In the spring, use a soil sample to test the quality of the soil in your strawberry beds. After you harvest the fruit, renovate the planting by narrowing the rows and controlling weeds. Narrowing the rows to 8-10 inches will help keep the strawberry bed healthy and productive. You should also apply any necessary fertilizer at this time. Be sure to read the label on any herbicides used so that you can properly time irrigation for optimum weed control. If weeds are outgrowing the strawberries, it may be a sign that there is too much nitrogen in the soil and you will need to reduce nitrogen fertilizer applications. Otherwise, apply fertilizer as recommended by your Extension educator, based on your soil test results.
Watering, fall nitrogen application, and winter frost protection should be done in order to have a properly nurtured strawberry bed that lasts three to five years.
Strawberry plants that are established and have vigorous growth will provide shading and mulching effects. It may be beneficial for these plants to have a winter covering of straw or a similar mulch. This covering will help protect the plants from extreme cold or heat, as well as from drying out due to winter winds.
The best time to apply mulch is a few weeks after the first hard frost, when plants are already cold-resistant. Otherwise, mulching too early can damage the plants during winter. To mulch, add a layer of straw about three to four inches deep over the entire plant bed.
The mulch should be removed in early spring, around March, when the strawberry plants start to grow. To know when this is, lift up some of the mulch and see what the plants look like underneath. If they have new leaves, they’ll be a light green color. Once you see this, you can remove the mulch or rake it to the side. That way, you can easily put it back if there’s another frost.
It is recommended that some mulch be left in the berry row, as this will help to keep the fruit clean and free from soil-borne diseases. The mulch will also aid in harvesting during wet weather, and will help to protect the strawberries from damage during hail storms. Winter mulch may also help to avoid some frost damage to the plants in the spring by delaying plant development and flowering.

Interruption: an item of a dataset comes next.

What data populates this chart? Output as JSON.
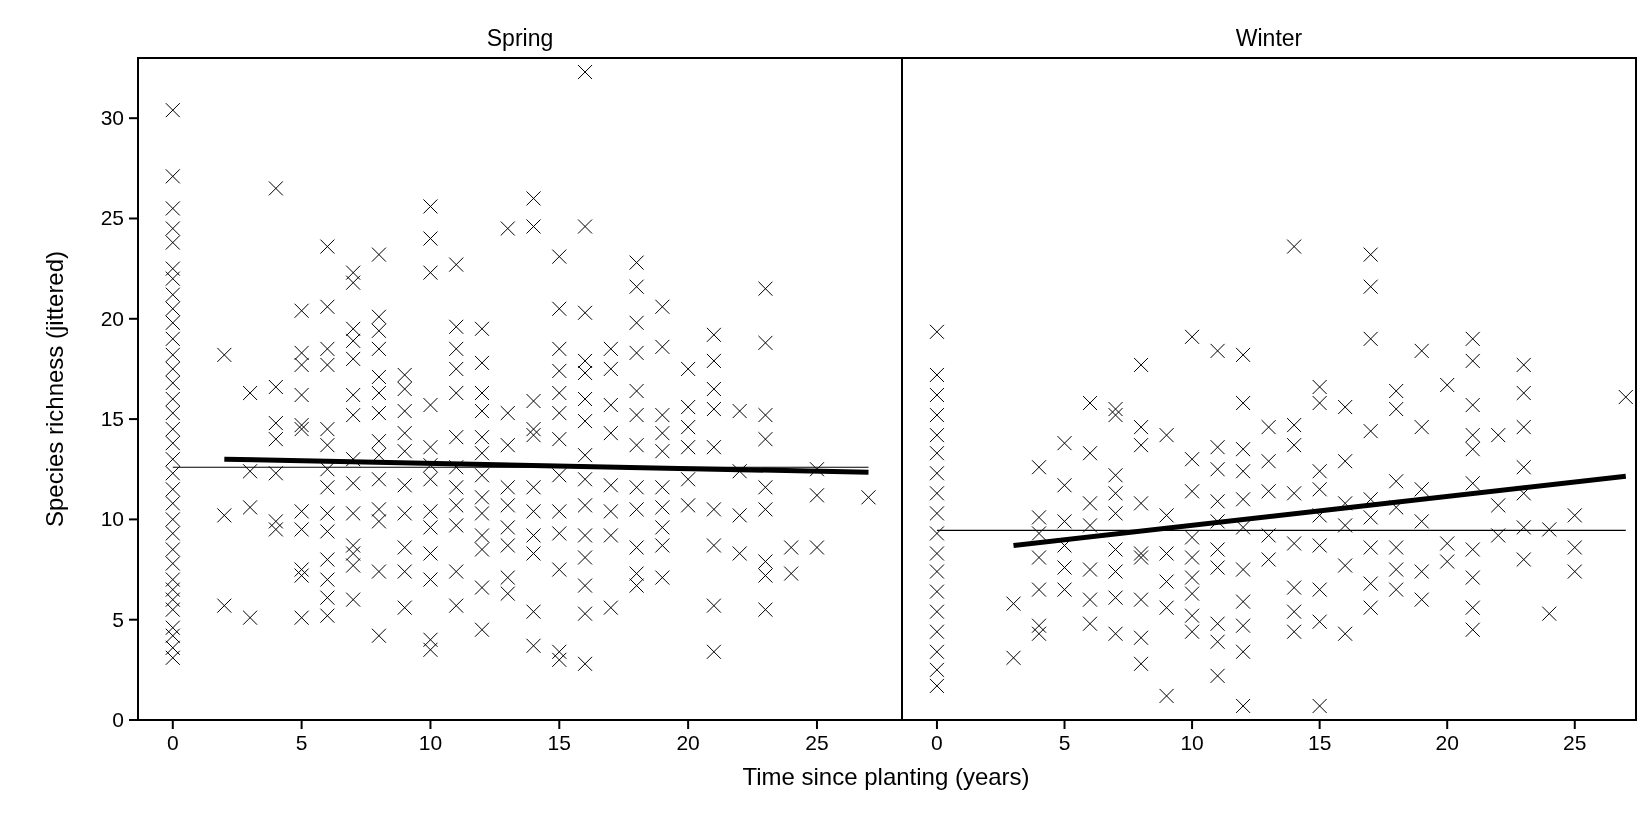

-Fabric mulches are available and usually applied over hoops arching over strawberry beds. -To keep the fabric in place, the edges are covered with soil or weighted down with bricks or other objects. -Fabric mulches must be removed when bloom begins in order to allow bees to pollinate the flowers; if not, you can expect a poor crop. -If plants appear pale green in color and have not yet begun to bloom, the mulch should be removed to allow more sunlight to reach the plants. -To remove fabric mulch, carefully take the soil or other weight off of one edge and off of the ends. Then, fold the fabric off of the plants and lay it in a row on one side of the strawberries. -When the fabric is no longer needed, it may be folded and stored for the next season if it is in good shape.
The amount of time it will take for the fruit to be ready to harvest will depend on the type of fruit and the weather conditions.Pick the fruit when it reaches the desired stage of ripeness. The different types of fruit will be different colors when they are ripe. Some are pink, some are red, and some are dark red. The best way to know when the fruit is ripe and ready to be picked is to taste it.
It’s best to pick fruit in the cool part of the day for the longest storage life. If you’re going to freeze or process the berries, choose varieties with long necks so the caps are easy to remove.
It’s usually best to choose strawberry cultivars that do well in the region where you live. You can ask your local garden center, extension service, or state-by-state guide for recommendations.